In this tutorial, we will perform text preprocessing using nltk. nltk is a python library mainly used for Natural Language processing.

In [2]:
# Load libraries
import pandas as pd
import numpy as np

import nltk
import string
import re

Import the file

The dataset has the sms messages classified as spam/ham. We will use this for our text processing.

In [3]:
data = pd.read_csv('spamdata.csv')
data.head()

Unnamed: 0,Category,Message
0,ham,"Go until jurong point, crazy.. Available only ..."
1,ham,Ok lar... Joking wif u oni...
2,spam,Free entry in 2 a wkly comp to win FA Cup fina...
3,ham,U dun say so early hor... U c already then say...
4,ham,"Nah I don't think he goes to usf, he lives aro..."


Check for null values and class frequency

In [4]:
data.isnull().sum()

Category    0
Message     0
dtype: int64

In [5]:
data['Category'].value_counts()

ham     4825
spam     747
Name: Category, dtype: int64

To lowercase: The first step to data preprocessing is to convert to lowercase to reduce the vocabulary size.

In [6]:
def to_lowercase(text):
    text = text.lower()
    return text

data['Message'] = data['Message'].apply(to_lowercase)

Remove numerals: We remove numbers or can convert to text representation. In this case removing numbers isn't a problem as they have lesser significance in classification.

In [7]:
# Remove numbers
def remove_numbers(text):
    text = re.sub(r'\d+', '', text)
    return text
 
data['Message'] = data['Message'].apply(remove_numbers)

Remove punctuation: To avoid duplication of words we remove punctuations. For example, the, the! are same words that cannot be distinguished without removing the words.

In [8]:
def remove_punctuations(text):
    return text.translate(str.maketrans('', '', string.punctuation))

data['Message'] = data['Message'].apply(remove_punctuations)

Remove unnecessary white spaces

In [9]:
# remove whitespace from text
def remove_whitespace(text):
    return  " ".join(text.split())
 
data['Message'] = data['Message'].apply(remove_punctuations)

Remove stop words: Stop words are words that do not add any meaning or context to the sentence. NLTK has a list of stop words that can be used to remove from the data

Input: “Boulder is the best city in colorado” 
Output: [‘Boulder’, ‘best’, ‘city’, ‘colorado’’] 

In [13]:
nltk.download('punkt')
nltk.download('stopwords')
from nltk.corpus import stopwords
from nltk.tokenize import word_tokenize

def remove_stopwords(text):
    new_list = []
    words = word_tokenize(text)
    stopwrds = stopwords.words('english')
    for word in words:
        if word not in stopwrds:
            new_list.append(word)
    return ' '.join(new_list)

data['Message'] = data['Message'].apply(remove_stopwords)
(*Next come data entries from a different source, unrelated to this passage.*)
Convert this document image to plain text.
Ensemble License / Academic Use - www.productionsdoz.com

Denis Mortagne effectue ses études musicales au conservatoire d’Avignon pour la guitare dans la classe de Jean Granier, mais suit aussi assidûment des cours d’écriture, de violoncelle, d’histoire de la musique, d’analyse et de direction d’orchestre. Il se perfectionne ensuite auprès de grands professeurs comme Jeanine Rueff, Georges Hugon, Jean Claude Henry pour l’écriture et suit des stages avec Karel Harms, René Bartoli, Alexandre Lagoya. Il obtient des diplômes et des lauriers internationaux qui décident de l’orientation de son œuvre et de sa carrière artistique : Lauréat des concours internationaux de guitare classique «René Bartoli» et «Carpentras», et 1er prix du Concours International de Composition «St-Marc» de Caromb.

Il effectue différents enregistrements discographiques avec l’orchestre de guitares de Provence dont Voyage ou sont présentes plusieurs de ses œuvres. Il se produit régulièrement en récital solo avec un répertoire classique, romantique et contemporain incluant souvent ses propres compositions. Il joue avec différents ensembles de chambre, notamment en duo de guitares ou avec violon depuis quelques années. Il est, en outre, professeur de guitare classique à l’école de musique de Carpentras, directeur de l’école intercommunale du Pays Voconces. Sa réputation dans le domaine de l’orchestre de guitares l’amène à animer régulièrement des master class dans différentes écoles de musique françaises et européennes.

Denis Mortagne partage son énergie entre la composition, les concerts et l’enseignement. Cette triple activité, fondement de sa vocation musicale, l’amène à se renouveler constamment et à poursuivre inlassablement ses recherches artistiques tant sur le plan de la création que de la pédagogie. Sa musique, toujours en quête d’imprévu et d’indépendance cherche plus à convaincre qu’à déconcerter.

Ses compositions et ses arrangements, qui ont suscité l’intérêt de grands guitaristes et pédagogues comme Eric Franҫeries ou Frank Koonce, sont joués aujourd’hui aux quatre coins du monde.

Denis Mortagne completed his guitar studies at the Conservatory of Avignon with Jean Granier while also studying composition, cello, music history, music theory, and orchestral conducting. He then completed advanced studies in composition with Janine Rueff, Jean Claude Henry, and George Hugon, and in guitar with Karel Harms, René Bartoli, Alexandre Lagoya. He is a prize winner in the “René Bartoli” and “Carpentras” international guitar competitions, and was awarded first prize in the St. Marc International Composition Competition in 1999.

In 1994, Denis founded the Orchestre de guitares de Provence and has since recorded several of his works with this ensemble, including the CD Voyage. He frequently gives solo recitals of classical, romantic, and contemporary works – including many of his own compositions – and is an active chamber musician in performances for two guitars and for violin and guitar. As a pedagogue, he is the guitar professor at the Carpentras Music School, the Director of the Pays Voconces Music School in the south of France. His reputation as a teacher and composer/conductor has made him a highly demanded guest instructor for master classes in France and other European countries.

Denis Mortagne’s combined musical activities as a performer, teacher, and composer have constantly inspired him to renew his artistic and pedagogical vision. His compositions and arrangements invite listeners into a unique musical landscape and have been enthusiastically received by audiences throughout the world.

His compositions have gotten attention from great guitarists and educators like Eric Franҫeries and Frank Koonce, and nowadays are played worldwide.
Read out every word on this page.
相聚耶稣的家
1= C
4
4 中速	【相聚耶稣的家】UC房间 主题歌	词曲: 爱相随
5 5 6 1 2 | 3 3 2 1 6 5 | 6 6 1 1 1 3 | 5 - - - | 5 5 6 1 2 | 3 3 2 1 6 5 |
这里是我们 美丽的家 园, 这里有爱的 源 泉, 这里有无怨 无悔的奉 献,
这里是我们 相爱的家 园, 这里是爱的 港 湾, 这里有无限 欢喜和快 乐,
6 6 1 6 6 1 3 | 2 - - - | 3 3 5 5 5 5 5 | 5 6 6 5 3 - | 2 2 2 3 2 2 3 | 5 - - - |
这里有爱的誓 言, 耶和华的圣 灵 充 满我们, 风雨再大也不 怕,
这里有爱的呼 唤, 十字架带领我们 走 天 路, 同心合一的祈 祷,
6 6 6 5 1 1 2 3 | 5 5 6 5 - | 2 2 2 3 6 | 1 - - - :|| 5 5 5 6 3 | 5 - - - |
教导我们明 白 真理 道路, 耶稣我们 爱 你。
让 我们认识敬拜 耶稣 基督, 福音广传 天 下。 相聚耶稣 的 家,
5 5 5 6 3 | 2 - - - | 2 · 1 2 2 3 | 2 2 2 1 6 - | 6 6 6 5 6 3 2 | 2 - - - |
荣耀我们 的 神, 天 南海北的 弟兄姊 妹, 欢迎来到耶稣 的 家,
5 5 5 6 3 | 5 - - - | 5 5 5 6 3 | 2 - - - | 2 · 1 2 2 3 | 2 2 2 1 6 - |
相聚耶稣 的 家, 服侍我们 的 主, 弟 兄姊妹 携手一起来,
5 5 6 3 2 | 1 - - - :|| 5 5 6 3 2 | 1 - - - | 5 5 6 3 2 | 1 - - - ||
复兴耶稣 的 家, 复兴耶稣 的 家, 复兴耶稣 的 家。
[nltk_data] Downloading package punkt to /root/nltk_data...
[nltk_data]   Package punkt is already up-to-date!
[nltk_data] Downloading package stopwords to /root/nltk_data...
[nltk_data]   Unzipping corpora/stopwords.zip.


Stemming: Many words have plural forms and suffixes added. To get the root of the word stemming is applied. For example, parents, parenthood, and parenting have the root word 'parent'.

In [15]:

from nltk.stem.porter import PorterStemmer
stemmer = PorterStemmer()
def perform_stemming(text):
    stemmer = PorterStemmer()
    new_list = []
    words = word_tokenize(text)
    for word in words:
        new_list.append(stemmer.stem(word))

    return " ".join(new_list)



Lemmatization:
 Lemmatization also performs the same operation as stemming but ensures that the word does belong to the language. For example, stemming can reduce 'tries' to 'tri'.

In [16]:
from nltk.stem import WordNetLemmatizer
from nltk.tokenize import word_tokenize
lemmatizer = WordNetLemmatizer()
# lemmatize string
def lemmatize_word(text):
    word_tokens = word_tokenize(text)
    # provide context i.e. part-of-speech
    lemmas = [lemmatizer.lemmatize(word, pos ='v') for word in word_tokens]
    return lemmas
 
data['Message'] = data['Message'].apply(perform_stemming)

Think of which can be used (stemming or lemmatization) for the dataset that you will use for the assignment.

Congratulations!